仮想マシン、コンテナ、サーバレス環境、PaaS、アプリケーション、ネットワーク、レポジトリといったあらゆる資産を保護する必要があるというわけだ。

  • クラウドセキュリティを設計する際の5つのポイント

チェック・ポイントは、こうしたポイントを押さえる形でクラウドを保護するためのソリューションとして「CloudGuard Suite」を提供している。「CloudGuard Suite」は「CloudGuard SaaS」「CloudGuard IaaS」「Dome 9」から構成される。

  • 「CloudGuard Suite」の構成

「CloudGuard SaaS」は、クラウドベースのアプリケーションのためのセキュリティと脅威対策を提供する。「CloudGuard IaaS」は、主要なパブリッククラウドおよびプライベートクラウドのインフラストラクチャやワークロードに対する攻撃を防ぐ高度なセキュリティ機能と脅威対策機能を提供する。

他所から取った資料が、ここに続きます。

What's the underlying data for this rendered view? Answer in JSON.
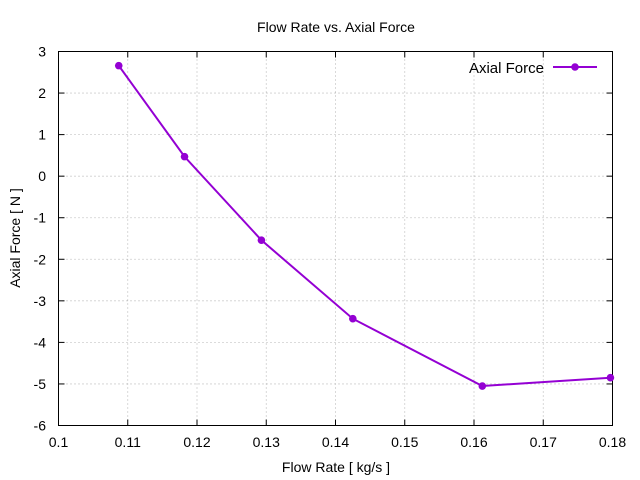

「Dome 9」は、パブリッククラウド環境の設定の可視化、ガバナンス/コンプライアンスのチェック、ミス・コンフィグレーションの自動修復、アイデンティティ保護といった機能を備えている。チェック・ポイントは2018年10月に、イスラエルのクラウドセキュリティベンダーだった Dome 9を買収、現在は「CloudGuard」のラインアップとして提供している。

チェック・ポイントは、Dome 9により、複雑なマルチクラウド環境のセキュリティの状態を可視化することでリスクを明らかにするとともに、最近のインシデントの要因となっているミス・コンフィグレーションを自動修正してデータの漏洩を回避しようとしている。

ナミアス氏は、「クラウドセキュリティはこれまでのデータセンターをベースとしたセキュリティとはまったく異なる。クラウドを利用するなら、セキュリティの戦略を再考してみるべき」と、話を締めくくった。